Juin 2026 : un mois où les AAA jouent des coudes
Le timing est particulièrement cruel pour les grosses sorties de juin. Gothic 1 Remake est une réédition intégrale du RPG sorti en 2001, développée sous Unreal Engine 5, où le joueur incarne un prisonnier jeté dans la Colonie, une zone minière isolée par une barrière magique, avec exploration en monde ouvert, progression par factions et combats modernisés. Un projet solide, attendu par les fans de RPG old school. Les joueurs Switch 2 auront aussi le portage de Final Fantasy VII Rebirth, et EA Sports UFC 6 débarquera avec même sept jours d’accès anticipé pour les acheteurs de la Ultimate Edition.
Tous ces jeux méritent d’exister. Mais ils arrivent dans un contexte où Mina the Hollower a déjà squatté les conversations depuis le 29 mai, capturé l’attention des streamers, et transformé les 80 euros budgétés en une question existentielle. Le jeu est disponible sur PC, PlayStation 4, PlayStation 5, Xbox One, Xbox Series X/S, Nintendo Switch et Nintendo Switch 2, soit pratiquement toutes les plateformes du marché, ce qui efface toute excuse de compatibilité.

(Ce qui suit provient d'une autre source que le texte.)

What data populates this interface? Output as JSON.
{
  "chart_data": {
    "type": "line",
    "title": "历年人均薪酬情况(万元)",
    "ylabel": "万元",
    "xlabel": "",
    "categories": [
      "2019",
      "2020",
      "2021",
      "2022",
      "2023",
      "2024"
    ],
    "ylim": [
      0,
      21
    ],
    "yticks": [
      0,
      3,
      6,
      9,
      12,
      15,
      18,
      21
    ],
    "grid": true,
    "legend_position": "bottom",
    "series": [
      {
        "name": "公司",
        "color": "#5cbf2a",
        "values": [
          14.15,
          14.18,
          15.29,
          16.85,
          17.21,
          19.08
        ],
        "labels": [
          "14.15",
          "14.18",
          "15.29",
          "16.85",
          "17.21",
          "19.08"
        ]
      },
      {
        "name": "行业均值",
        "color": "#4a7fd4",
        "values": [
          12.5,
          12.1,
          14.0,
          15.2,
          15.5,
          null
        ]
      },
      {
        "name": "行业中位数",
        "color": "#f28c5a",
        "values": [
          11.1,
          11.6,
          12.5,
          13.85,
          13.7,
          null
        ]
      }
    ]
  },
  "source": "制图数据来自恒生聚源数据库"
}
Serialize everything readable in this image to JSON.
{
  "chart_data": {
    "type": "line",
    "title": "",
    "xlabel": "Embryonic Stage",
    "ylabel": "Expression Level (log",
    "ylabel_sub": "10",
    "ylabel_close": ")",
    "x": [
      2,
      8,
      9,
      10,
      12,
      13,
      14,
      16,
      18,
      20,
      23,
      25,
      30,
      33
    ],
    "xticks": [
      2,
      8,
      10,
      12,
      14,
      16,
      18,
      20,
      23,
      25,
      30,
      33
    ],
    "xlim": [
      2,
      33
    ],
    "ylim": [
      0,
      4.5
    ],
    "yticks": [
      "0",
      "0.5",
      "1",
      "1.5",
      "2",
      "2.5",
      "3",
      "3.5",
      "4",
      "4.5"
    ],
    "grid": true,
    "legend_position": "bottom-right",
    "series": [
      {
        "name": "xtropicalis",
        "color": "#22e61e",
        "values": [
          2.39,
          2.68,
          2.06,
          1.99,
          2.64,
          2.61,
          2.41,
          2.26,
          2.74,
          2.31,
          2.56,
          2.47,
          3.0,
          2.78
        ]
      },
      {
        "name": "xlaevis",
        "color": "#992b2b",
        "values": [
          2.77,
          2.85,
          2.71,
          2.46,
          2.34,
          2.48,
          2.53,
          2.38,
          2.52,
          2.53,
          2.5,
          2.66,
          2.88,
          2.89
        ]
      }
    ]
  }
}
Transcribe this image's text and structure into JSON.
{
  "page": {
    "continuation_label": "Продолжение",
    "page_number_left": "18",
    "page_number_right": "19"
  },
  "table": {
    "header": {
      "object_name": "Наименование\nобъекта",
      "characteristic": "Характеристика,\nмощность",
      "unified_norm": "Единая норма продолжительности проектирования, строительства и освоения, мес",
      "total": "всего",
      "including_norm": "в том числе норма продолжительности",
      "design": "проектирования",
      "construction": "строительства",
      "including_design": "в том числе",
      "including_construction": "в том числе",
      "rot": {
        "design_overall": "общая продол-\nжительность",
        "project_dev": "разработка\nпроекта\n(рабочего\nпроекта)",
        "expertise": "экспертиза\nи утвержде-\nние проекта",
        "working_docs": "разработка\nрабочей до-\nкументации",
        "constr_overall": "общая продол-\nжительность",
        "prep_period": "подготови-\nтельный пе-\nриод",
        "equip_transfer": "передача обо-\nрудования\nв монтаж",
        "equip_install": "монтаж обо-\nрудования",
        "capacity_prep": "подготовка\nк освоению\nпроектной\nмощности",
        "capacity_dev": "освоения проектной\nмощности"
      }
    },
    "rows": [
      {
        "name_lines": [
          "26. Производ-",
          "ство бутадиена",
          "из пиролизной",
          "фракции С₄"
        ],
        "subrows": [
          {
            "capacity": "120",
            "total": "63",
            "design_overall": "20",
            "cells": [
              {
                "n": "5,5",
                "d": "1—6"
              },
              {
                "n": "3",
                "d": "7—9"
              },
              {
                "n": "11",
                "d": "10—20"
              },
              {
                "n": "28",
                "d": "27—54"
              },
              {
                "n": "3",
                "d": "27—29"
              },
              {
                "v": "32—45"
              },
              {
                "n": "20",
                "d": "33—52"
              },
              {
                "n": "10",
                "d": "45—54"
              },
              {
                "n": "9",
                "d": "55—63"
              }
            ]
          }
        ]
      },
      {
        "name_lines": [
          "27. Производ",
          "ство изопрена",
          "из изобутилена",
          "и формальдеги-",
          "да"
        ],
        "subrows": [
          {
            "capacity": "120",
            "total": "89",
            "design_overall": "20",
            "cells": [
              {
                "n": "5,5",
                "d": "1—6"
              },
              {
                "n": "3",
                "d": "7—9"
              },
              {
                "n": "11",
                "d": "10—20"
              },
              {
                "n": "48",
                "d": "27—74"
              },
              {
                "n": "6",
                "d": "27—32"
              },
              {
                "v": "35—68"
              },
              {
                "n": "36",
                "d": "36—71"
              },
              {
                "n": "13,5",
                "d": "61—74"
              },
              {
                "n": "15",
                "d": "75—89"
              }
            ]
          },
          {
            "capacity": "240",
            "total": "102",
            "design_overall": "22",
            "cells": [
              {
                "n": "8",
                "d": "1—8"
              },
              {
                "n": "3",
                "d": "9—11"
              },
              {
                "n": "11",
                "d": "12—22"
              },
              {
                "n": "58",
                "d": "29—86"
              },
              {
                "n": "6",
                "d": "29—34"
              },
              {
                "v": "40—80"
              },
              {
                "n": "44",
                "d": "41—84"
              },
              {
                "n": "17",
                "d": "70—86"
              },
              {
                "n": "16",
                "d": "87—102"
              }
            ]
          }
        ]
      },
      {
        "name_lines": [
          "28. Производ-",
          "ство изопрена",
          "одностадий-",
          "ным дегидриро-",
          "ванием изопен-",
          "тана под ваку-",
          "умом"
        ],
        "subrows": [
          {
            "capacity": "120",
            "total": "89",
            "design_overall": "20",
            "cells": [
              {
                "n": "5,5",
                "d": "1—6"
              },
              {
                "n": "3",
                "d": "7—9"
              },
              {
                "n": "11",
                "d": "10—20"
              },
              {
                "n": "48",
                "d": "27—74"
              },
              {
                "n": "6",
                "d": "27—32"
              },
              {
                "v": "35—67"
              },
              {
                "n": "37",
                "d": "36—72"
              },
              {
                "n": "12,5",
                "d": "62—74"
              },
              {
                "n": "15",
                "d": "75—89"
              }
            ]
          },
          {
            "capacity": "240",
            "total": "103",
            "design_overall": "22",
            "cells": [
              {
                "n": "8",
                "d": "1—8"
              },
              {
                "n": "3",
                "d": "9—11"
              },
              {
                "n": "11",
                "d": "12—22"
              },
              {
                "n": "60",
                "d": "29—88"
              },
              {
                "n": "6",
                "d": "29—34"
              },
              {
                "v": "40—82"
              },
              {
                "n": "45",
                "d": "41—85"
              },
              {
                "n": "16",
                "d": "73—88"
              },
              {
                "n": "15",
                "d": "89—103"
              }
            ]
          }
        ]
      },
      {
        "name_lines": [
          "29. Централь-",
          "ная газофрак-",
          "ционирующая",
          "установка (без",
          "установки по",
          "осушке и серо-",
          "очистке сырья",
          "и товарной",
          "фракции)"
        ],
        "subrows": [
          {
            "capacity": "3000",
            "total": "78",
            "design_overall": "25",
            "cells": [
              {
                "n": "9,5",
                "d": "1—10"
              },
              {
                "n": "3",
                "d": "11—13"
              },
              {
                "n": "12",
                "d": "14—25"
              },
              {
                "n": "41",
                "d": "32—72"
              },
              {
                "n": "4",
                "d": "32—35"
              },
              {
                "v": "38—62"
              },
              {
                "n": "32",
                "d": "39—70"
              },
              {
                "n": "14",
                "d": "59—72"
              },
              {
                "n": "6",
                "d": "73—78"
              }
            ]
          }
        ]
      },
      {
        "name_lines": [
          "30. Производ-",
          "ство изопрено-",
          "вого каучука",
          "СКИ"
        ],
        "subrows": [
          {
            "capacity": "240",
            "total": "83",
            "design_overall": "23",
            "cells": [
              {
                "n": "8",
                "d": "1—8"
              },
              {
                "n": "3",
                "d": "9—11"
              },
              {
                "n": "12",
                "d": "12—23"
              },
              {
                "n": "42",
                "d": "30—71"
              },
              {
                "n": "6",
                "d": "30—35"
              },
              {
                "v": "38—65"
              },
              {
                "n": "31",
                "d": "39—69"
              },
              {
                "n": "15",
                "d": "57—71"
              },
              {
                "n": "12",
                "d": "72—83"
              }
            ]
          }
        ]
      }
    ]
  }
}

Ce que ça dit vraiment du marché du jeu vidéo
Ce n’est pas la première fois qu’un indé chamboule un calendrier AAA bien huilé. 2025 est restée dans les mémoires comme l’une des meilleures années pour les jeux indépendants, la scène indie ayant prouvé qu’elle pouvait rivaliser avec les productions AAA. Mais Mina the Hollower franchit un cap supplémentaire en réussissant à coiffer des titres de la trempe de Forza ou Resident Evil sur les agrégateurs de notes, et pas d’un cheveu.
Yacht Club Games aurait pu se faciliter la tâche avec un énième jeu Shovel Knight, mais a choisi de faire quelque chose de nouveau, de différent, et peut-être un peu plus sombre. Mina the Hollower ne ressemble donc jamais à une tentative bon marché de surfer sur la nostalgie. La nuance est là, et elle compte beaucoup : le retro pour le retro, ça marche de moins en moins. Ce qui marche, c’est le retro avec une vraie vision derrière.
Les 80 euros initialement prévus ? L’un des aspects les plus intelligents de Mina the Hollower concerne ses options de personnalisation de difficulté, Yacht Club Games ayant intégré un impressionnant système de modificateurs permettant d’ajuster pratiquement tous les paramètres importants. Ce système d’accessibilité granulaire, rare dans les productions indépendantes de cette ambition, élargit encore davantage son public potentiel. Gothic, FFVII Rebirth et UFC 6 restent au programme. Mais dans l’ordre, Mina passe en premier.